The slide board – sometimes called a lateral exercise trainer – looks a lot like a large smooth mat with blocks on each side which an athlete has to push off, stopping in that way the sliding movements. An athlete wears cotton socks booties which allow him to move on the slippery surface. Improving lateral movement is beneficial for all athletes who are competing in sport where the side-to-side motion and change of direction are used.

Slide training is closed kinetic chain exercise where multiple muscles and joints work simultaneously, applying stabilizing forces to the joints, and simulating one specific athletic movement – change of direction. Pushing off the bumper activates primarily hip extensors for prime movers while hip-knee-ankle stabilizers give support to the movement. The posture muscles of abdominals and back remain tightened in order to support the body in a forward-leaning position. Sliding involves continuous movement functioning therefore primarily as aerobic and muscular endurance exercise. Finally, the slide board lateral training is mostly beneficial for improving change of direction, but also for the balance, agility and endurance.

Slide board for tennis players

Why should we use the slide board for athletic improvement of tennis players? If we analyze the game, the answer is obvious:

  • 80% of strokes played with less than 2.5 m movement (most slide boards are from 2.4m – 3.05m),
  • an average of 4 changes of direction made during a point,
  • over 1000 changes of direction made during a match,
  • 70% of movements are lateral

Our first goal with the slide board training is cardio endurance in specific lateral movement.

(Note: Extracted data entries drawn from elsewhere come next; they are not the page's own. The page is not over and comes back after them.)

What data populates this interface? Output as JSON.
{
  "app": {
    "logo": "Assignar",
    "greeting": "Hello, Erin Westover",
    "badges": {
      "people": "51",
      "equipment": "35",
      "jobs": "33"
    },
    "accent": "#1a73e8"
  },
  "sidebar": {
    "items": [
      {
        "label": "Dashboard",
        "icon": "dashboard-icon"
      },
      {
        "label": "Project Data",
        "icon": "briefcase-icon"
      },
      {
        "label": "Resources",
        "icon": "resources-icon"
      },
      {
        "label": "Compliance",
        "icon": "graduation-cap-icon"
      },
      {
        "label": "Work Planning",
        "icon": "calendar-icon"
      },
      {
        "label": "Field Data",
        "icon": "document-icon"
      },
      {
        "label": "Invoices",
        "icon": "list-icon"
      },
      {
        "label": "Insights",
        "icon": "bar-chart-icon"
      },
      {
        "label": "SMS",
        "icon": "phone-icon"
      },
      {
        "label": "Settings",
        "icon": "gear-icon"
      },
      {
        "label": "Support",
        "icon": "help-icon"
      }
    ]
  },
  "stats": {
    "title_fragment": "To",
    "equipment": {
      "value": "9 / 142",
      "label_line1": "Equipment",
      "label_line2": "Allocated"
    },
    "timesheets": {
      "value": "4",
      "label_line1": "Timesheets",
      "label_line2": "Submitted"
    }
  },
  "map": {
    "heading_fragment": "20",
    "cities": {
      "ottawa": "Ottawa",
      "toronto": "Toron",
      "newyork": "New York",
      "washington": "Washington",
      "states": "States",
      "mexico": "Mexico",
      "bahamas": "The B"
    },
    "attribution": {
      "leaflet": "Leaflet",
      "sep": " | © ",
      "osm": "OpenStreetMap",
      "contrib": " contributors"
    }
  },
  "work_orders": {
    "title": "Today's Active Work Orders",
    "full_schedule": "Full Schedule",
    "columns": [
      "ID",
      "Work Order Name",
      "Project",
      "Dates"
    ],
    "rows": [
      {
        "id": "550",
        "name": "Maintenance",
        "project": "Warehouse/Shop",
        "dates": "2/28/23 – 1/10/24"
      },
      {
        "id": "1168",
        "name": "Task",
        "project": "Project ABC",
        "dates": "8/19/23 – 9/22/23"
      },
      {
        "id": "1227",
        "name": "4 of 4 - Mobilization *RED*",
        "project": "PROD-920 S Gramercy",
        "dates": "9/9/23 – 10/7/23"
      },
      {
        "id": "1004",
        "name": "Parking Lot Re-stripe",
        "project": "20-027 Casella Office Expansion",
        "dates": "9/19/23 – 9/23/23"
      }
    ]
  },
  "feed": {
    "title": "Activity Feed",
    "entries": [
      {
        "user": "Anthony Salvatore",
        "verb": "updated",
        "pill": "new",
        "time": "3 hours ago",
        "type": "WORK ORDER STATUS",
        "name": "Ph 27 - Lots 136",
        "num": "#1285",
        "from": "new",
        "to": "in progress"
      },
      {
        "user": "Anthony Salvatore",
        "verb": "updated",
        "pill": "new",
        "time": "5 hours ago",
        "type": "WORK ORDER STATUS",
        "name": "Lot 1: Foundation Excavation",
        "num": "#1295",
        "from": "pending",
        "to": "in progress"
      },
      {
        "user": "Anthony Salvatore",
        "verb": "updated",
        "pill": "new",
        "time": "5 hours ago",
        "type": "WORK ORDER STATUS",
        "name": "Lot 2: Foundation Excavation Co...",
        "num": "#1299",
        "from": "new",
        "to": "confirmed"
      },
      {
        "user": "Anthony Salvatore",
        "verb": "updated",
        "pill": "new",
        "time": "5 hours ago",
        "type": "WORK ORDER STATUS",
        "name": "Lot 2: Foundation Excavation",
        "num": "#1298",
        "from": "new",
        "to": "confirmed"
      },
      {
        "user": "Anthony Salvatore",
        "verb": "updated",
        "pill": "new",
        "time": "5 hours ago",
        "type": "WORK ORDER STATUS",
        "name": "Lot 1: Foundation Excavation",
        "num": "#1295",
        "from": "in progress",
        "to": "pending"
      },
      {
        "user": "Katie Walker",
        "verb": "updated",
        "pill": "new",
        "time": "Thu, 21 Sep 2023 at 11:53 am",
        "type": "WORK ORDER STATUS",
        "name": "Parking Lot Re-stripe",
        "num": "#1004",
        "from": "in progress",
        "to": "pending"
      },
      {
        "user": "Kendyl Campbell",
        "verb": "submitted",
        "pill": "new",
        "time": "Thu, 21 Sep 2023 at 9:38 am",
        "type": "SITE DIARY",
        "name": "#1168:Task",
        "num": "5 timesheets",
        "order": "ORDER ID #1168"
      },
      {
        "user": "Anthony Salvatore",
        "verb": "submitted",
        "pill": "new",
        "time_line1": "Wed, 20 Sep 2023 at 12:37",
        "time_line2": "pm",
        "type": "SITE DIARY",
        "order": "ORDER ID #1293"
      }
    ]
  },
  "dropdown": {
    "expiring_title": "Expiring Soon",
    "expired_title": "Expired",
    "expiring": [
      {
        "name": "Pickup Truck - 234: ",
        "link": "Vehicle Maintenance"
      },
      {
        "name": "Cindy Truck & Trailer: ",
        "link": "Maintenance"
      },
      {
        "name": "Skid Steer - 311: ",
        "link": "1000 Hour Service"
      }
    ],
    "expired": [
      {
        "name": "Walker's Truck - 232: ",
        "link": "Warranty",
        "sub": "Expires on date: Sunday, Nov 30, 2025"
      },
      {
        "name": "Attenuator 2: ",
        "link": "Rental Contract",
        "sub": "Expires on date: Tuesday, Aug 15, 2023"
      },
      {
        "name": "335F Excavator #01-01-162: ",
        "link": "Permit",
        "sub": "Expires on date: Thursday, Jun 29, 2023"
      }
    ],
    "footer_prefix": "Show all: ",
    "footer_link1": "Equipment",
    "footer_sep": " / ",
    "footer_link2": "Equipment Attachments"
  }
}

I personally like to use the slide board in 2 different ways: one is for preparation for the clay season and the other one is for hard and indoor part of the season.

Today we are discussing how we use sliding movement during preparation for the clay court season. In the following video pay attention on how the tennis player is moving on the clay court when he has to defend.

In this video you can notice how Milos Raonic, after hitting forehand, uses not only his right leg, but also his left leg as some kind of a brake to stop sliding. This is the key to the efficient clay court movement where you need a lot of time to use your back leg to assist the stopping before the change of direction occurs. This is the point where we can effectively use the slide board. In the following video I encourage Milos to use his back leg as brake to help him stop after sliding. We also added lateral resistor on the ankles. This is our progress so as to put more emphasis on hip external rotators muscles.

He has his hands together for better control of unwanted movement of the upper body because our goal is to hold his shoulders, hips and torso in biomechanically correct position while sliding. He inhales just before stopping and strongly exhales after pushing off a bumper.

Slide boarding has so many common features with tennis movement and that is why the proper use of the slide board for lateral conditioning in tennis can help you achieve better results in a short period of time.